What Causes Heat Stroke?
1. hot weather
2. exercise, especially if you're not physically fit
3. heavy clothing
4. living on upper floors of a building without air-conditioning
5. not drinking enough fluids, leading to dehydration (shortage of body fluids)
6. drinking too much alcohol
9. older age (65 and over)
10. high outdoor humidity
11. lack of wind
12. medical conditions: alcoholism, neurologic lesions, cardiovascular disease, skin or sweat gland diseases that inhibit the skin's ability to sweat, diabetes, chronic obstructive pulmonary disease, hyperthyroidism, hypokalemia (potassium deficiency), infections that cause fever, and taking certain medications for psychiatric illnesses.
Prevention of Heat Stroke
Take it easy, especially if you are over 65, on any heart or blood medication, or are overweight. Don't make any changes with your medications without your doctor's OK. Don't exert yourself in the summer heat. Exercise in an air-conditioned building if possible.
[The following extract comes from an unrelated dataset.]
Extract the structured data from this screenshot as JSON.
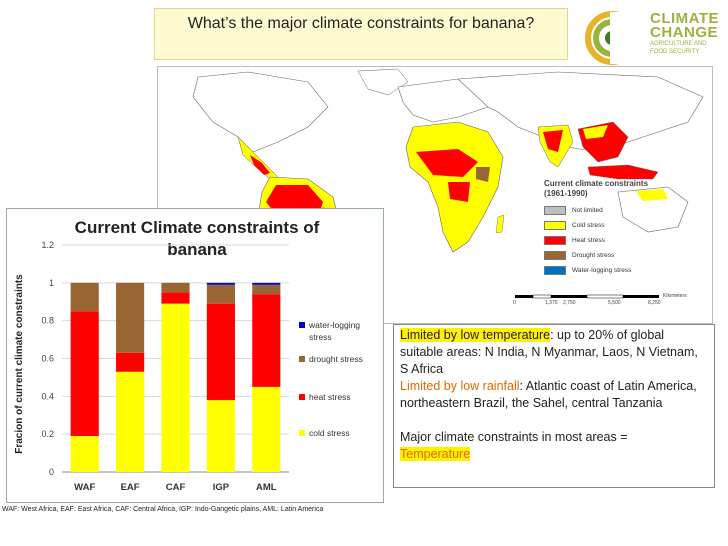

If you exercise outdoors in the summer, do so in the early morning or late evening hours when it's cooler.
Get used to hot weather slowly. When exercising or doing some other activity outdoors in hot weather, start slowly and gradually increase the time each day. Studies have shown that getting used to the hot weather gradually increases the body's ability to sweat freely without losing salts. It takes about two to four weeks of exercising in the heat before you'll become acclimatized.
Drink lots of water in the summer. If you're exercising, that means about 1 liter (about 1 quart) every hour. If you're just puttering in the garden, take a large jug of water with you, and sip it continuously. Don't rely on thirst to tell you when to drink; people often don't feel thirsty until they're a little dehydrated. Sports drinks and special rehydration fluids are OK, but studies have shown that water alone, combined with a normal amount of dietary salt prevents dehydration in most people. Do not take salt tablets, unless advised to by a doctor, because the excess amount of sodium in them can increase the risk of kidney damage.
Wear a hat with a broad brim to protect you from the sun and loose clothing to allow sweat to evaporate.
Wear sunscreen. A sunburn will inhibit your skin's ability to sweat.
Stay in an air-conditioned environment on hot days. If that's not possible, take cool baths, spray yourself with water frequently, and sit in front of a fan. If you feel faint, call for emergency medical attention.